« BACK


Blazing Pages

newest book in mystery series focuses on fire

Ken Szymanski, photos by Andrea Paulseth

LOCAL WRTER JON LOOMIS WON’T PUBLISH ANYTHING UNTIL HIS “SPECIAL EDITOR” HAS A LOOK. Fire Season is the UWEC professor’s third mystery novel.
LOCAL WRTER JON LOOMIS WON’T PUBLISH ANYTHING UNTIL HIS “SPECIAL EDITOR” HAS A LOOK. Fire Season is the UWEC professor’s third mystery novel.

What do you do when you find a severed human head in a restaurant lobster tank? If you’re a fan of Jon Loomis’ acclaimed mystery series, you keep turning pages…never knowing what the characters will face next. Recalling that scene from his latest book, Fire Season, Loomis himself ponders, “What would you do with those lobsters? Set ‘em free?”

Loomis, an English professor at UW-Eau Claire, is similarly off-handed about his success. Fire Season, due out on July 17, has already received a starred review from Booklist. His past novels in the series (High Season and Mating Season) earned praise and profile in The New York Times Book Review, Washington Post, and NPR.

(Loomis’) campy plots are balanced by fully developed characters and a compact, punchy writing style. Add the setting of the eccentric tourist town ... and it’s a wild ride for the reader. 

Loomis shrugs off the accolades, insisting he writes the books because it’s fun—though he describes pushing through the drafts in time to meet publisher deadlines to be “kind of a ball-buster.”

It’s obvious from the books, though, that the “have fun/work hard” approach works. His campy plots are balanced by fully developed characters and a compact, punchy writing style.
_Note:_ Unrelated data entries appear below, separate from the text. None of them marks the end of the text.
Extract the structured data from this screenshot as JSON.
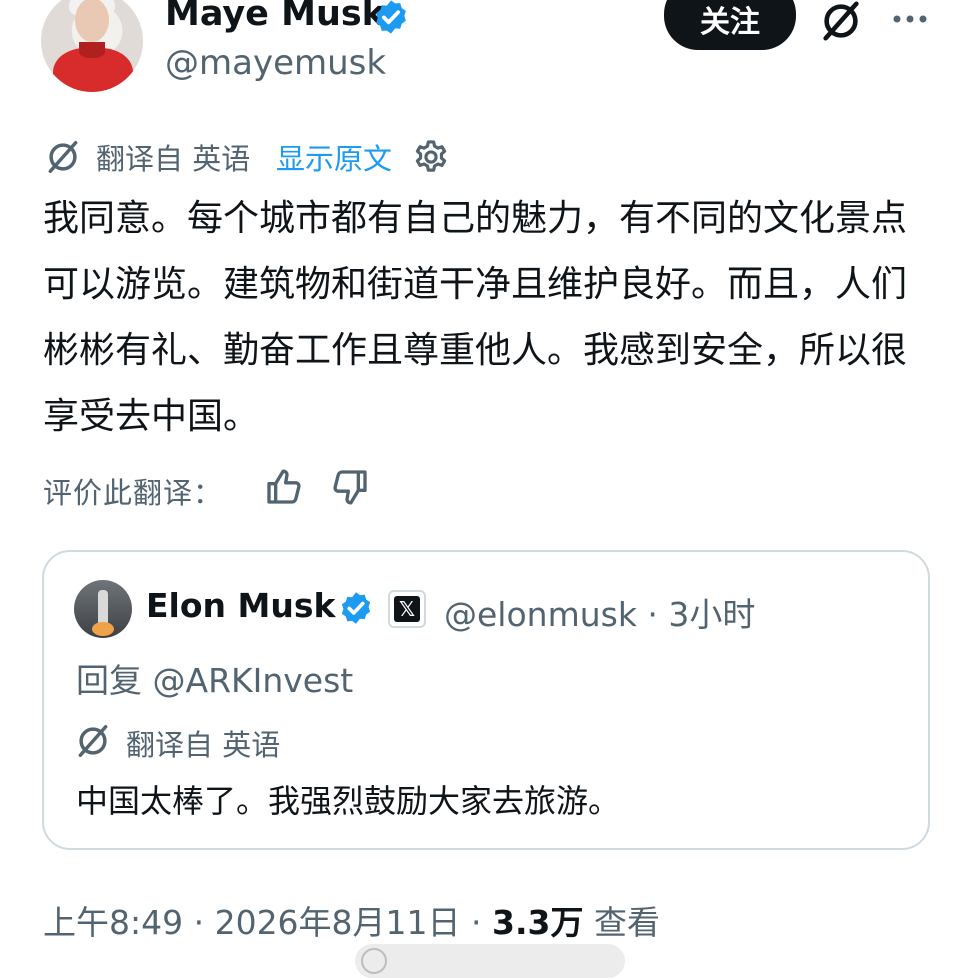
{
  "author": {
    "name": "Maye Musk",
    "handle": "@mayemusk"
  },
  "actions": {
    "follow_label": "关注"
  },
  "translation": {
    "from_label": "翻译自 英语",
    "show_original": "显示原文"
  },
  "tweet": {
    "text": "我同意。每个城市都有自己的魅力，有不同的文化景点可以游览。建筑物和街道干净且维护良好。而且，人们彬彬有礼、勤奋工作且尊重他人。我感到安全，所以很享受去中国。"
  },
  "rating": {
    "label": "评价此翻译："
  },
  "quoted": {
    "name": "Elon Musk",
    "handle_time": "@elonmusk · 3小时",
    "reply_to": "回复 @ARKInvest",
    "translation_label": "翻译自 英语",
    "text": "中国太棒了。我强烈鼓励大家去旅游。"
  },
  "meta": {
    "time_date": "上午8:49 · 2026年8月11日 · ",
    "views_count": "3.3万",
    "views_label": "查看"
  },
  "colors": {
    "text": "#0f1419",
    "secondary": "#536471",
    "link": "#1d9bf0",
    "verified": "#1d9bf0",
    "border": "#cfd9de"
  }
}
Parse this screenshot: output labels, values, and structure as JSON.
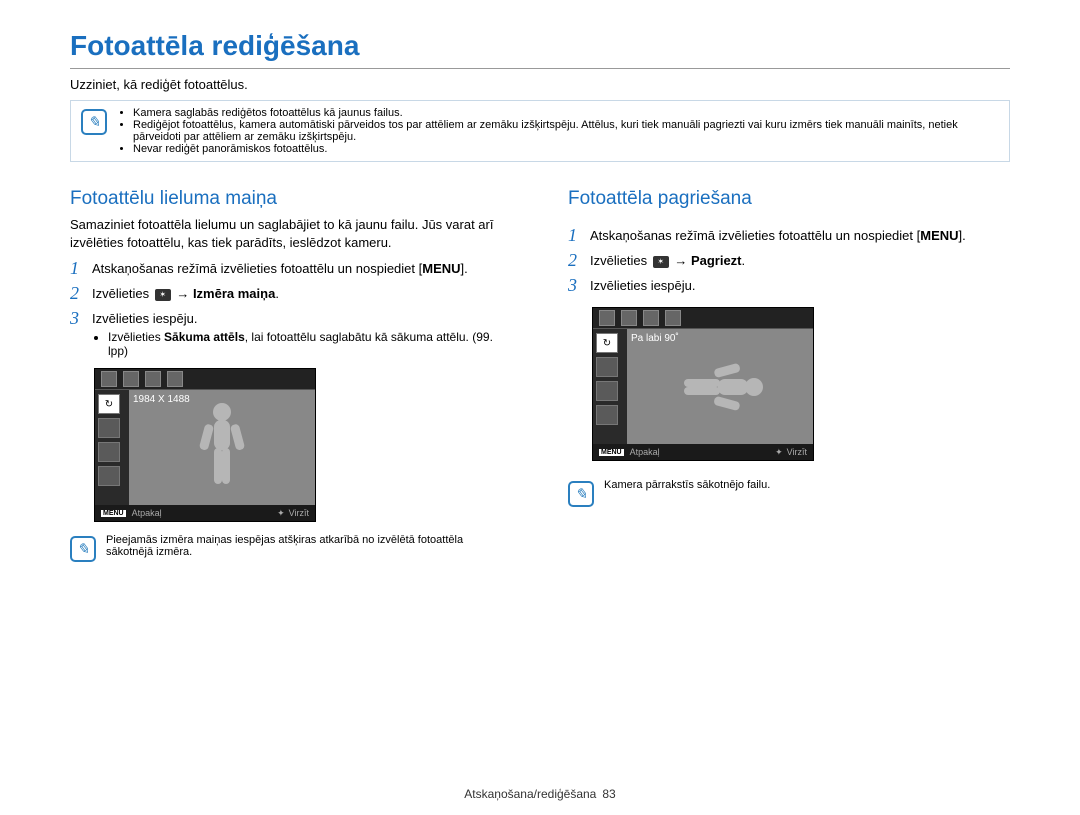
{
  "header": {
    "title": "Fotoattēla rediģēšana",
    "intro": "Uzziniet, kā rediģēt fotoattēlus.",
    "top_notes": [
      "Kamera saglabās rediģētos fotoattēlus kā jaunus failus.",
      "Rediģējot fotoattēlus, kamera automātiski pārveidos tos par attēliem ar zemāku izšķirtspēju. Attēlus, kuri tiek manuāli pagriezti vai kuru izmērs tiek manuāli mainīts, netiek pārveidoti par attēliem ar zemāku izšķirtspēju.",
      "Nevar rediģēt panorāmiskos fotoattēlus."
    ]
  },
  "left": {
    "title": "Fotoattēlu lieluma maiņa",
    "body": "Samaziniet fotoattēla lielumu un saglabājiet to kā jaunu failu. Jūs varat arī izvēlēties fotoattēlu, kas tiek parādīts, ieslēdzot kameru.",
    "step1_a": "Atskaņošanas režīmā izvēlieties fotoattēlu un nospiediet ",
    "step1_menu": "MENU",
    "step2_a": "Izvēlieties ",
    "step2_b": " → ",
    "step2_bold": "Izmēra maiņa",
    "step3": "Izvēlieties iespēju.",
    "sub_a": "Izvēlieties ",
    "sub_bold": "Sākuma attēls",
    "sub_b": ", lai fotoattēlu saglabātu kā sākuma attēlu. (99. lpp)",
    "screen_label": "1984 X 1488",
    "screen_back": "Atpakaļ",
    "screen_scroll": "Virzīt",
    "note": "Pieejamās izmēra maiņas iespējas atšķiras atkarībā no izvēlētā fotoattēla sākotnējā izmēra."
  },
  "right": {
    "title": "Fotoattēla pagriešana",
    "step1_a": "Atskaņošanas režīmā izvēlieties fotoattēlu un nospiediet ",
    "step1_menu": "MENU",
    "step2_a": "Izvēlieties ",
    "step2_b": " → ",
    "step2_bold": "Pagriezt",
    "step3": "Izvēlieties iespēju.",
    "screen_label": "Pa labi 90˚",
    "screen_back": "Atpakaļ",
    "screen_scroll": "Virzīt",
    "note": "Kamera pārrakstīs sākotnējo failu."
  },
  "footer": {
    "section": "Atskaņošana/rediģēšana",
    "page": "83"
  }
}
Add the setting of the eccentric tourist town of Provincetown, Massachusetts, and it’s a wild ride for the reader.

For Fire Season, Loomis based the plot on Provincetown’s real life unsolved arson cases from 2008. “Arson destroys evidence,” Loomis says, making the perpetrators elusive. When he traveled to Provincetown to research the arson cases for the book, Loomis got more than he expected. “It was funny because everyone I talked to had forgotten about the arson cases,” he says, “and all they wanted to talk about were UFOs.” Loomis rolled with it and worked the sightings into one of the book’s subplots. 

Like a detective who leaves no lead unexplored, Loomis will even take plot suggestions from, of all people, his characters. “When I’m really engaged with a character, they take on a life of their own,” he says. “They tell me what’s going to happen next. I don’t decide what characters do; they tell me what they’re capable of.”

Loomis, while currently enjoying time with his family and away from the deadlines, thinks he could pen two or three more books in the series. “I joke that the last one will be futuristic/apocalyptic story called Flood Season,” he says. “I’d set in the year 2050 and just wipe everybody out at the end.”

This would effectively set Loomis and his characters free—like lobsters from a certain terrifying tank.